O tribunal deveria indiciar líderes que ‘‘ordenaram o assassinato de sérvios e tem que exigir a urgente extradição deles’’, acrescentou. ‘‘Esta é a única forma de provar que a justiça, apesar de lenta, é alcançável.’’
Hans Holthuis, que trouxe o mandado de prisão e o indiciamento original para serem encaminhados a Milosevic, ouviu de Batic que os documentos deveriam ser entregues a Momcilo Grubac, o ministro da Justiça federal responsável pelo próprio caso da Iugoslávia contra o ex-presidente.
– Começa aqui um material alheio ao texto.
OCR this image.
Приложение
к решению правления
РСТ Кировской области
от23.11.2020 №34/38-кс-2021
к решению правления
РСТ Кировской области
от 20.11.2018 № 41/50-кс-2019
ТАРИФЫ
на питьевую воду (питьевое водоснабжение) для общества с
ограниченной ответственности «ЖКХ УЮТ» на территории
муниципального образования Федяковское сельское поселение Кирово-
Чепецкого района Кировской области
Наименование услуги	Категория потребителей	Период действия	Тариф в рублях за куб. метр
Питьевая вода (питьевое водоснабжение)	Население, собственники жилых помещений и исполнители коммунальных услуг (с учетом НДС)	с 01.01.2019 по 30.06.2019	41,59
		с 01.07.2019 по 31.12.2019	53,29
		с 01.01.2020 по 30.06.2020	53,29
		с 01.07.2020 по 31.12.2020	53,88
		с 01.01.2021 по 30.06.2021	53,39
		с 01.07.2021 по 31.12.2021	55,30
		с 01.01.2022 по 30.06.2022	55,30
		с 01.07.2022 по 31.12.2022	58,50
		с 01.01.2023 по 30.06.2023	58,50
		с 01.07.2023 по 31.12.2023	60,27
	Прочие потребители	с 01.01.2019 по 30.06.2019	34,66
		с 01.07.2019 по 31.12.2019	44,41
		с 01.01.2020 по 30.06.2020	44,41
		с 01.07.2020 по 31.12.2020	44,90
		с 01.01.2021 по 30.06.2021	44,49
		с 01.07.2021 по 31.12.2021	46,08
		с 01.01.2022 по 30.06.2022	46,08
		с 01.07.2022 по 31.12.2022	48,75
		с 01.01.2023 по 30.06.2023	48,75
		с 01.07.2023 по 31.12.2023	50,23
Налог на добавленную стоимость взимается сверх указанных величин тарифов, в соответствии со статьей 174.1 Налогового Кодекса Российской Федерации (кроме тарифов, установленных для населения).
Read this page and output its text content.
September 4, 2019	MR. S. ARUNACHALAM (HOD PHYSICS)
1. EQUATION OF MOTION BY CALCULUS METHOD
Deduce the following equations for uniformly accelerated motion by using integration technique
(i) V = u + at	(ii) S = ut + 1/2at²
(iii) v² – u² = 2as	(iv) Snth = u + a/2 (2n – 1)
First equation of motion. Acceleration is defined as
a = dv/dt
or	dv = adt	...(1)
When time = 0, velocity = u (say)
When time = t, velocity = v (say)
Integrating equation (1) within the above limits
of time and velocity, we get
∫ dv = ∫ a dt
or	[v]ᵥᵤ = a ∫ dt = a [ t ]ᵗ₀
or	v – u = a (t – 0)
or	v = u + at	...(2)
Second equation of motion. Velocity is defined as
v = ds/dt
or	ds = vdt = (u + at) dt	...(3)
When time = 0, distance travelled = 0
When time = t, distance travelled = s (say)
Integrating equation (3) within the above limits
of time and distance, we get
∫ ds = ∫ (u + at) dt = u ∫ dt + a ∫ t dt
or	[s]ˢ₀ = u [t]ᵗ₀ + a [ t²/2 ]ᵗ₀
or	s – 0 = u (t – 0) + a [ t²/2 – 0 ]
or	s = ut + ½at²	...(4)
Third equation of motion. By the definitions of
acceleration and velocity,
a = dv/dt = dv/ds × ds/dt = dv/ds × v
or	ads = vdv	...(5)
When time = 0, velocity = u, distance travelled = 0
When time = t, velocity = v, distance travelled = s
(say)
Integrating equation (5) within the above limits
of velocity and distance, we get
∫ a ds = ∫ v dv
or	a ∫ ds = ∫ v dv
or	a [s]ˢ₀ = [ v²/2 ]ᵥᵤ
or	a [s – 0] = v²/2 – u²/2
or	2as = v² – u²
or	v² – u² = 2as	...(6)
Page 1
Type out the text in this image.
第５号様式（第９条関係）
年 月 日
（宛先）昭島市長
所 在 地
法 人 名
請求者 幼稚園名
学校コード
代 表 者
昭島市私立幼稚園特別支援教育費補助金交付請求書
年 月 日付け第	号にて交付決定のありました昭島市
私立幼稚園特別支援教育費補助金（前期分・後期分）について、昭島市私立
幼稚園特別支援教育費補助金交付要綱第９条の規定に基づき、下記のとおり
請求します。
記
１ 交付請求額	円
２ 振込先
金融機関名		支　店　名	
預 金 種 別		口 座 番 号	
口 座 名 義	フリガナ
Holthuis planeja reunir-se com Grubac hoje.
‘‘Quero ter certeza de que o indiciamento e o mandado de prisão sejam apresentados ao senhor Milosevic’’, disse Holthuis a repórteres.
A visita de Holthuis sublinhou a determinação do tribunal de julgar Milosevic em Haia por atrocidades supostamente cometidas por suas forças contra albaneses étnicos em Kosovo em 1998 e 1999.
Mas a Iugoslávia quer julgá-lo primeiro no país por acusações de corrupção, abuso de poder e outros crimes supostamente cometidos contra seu próprio povo.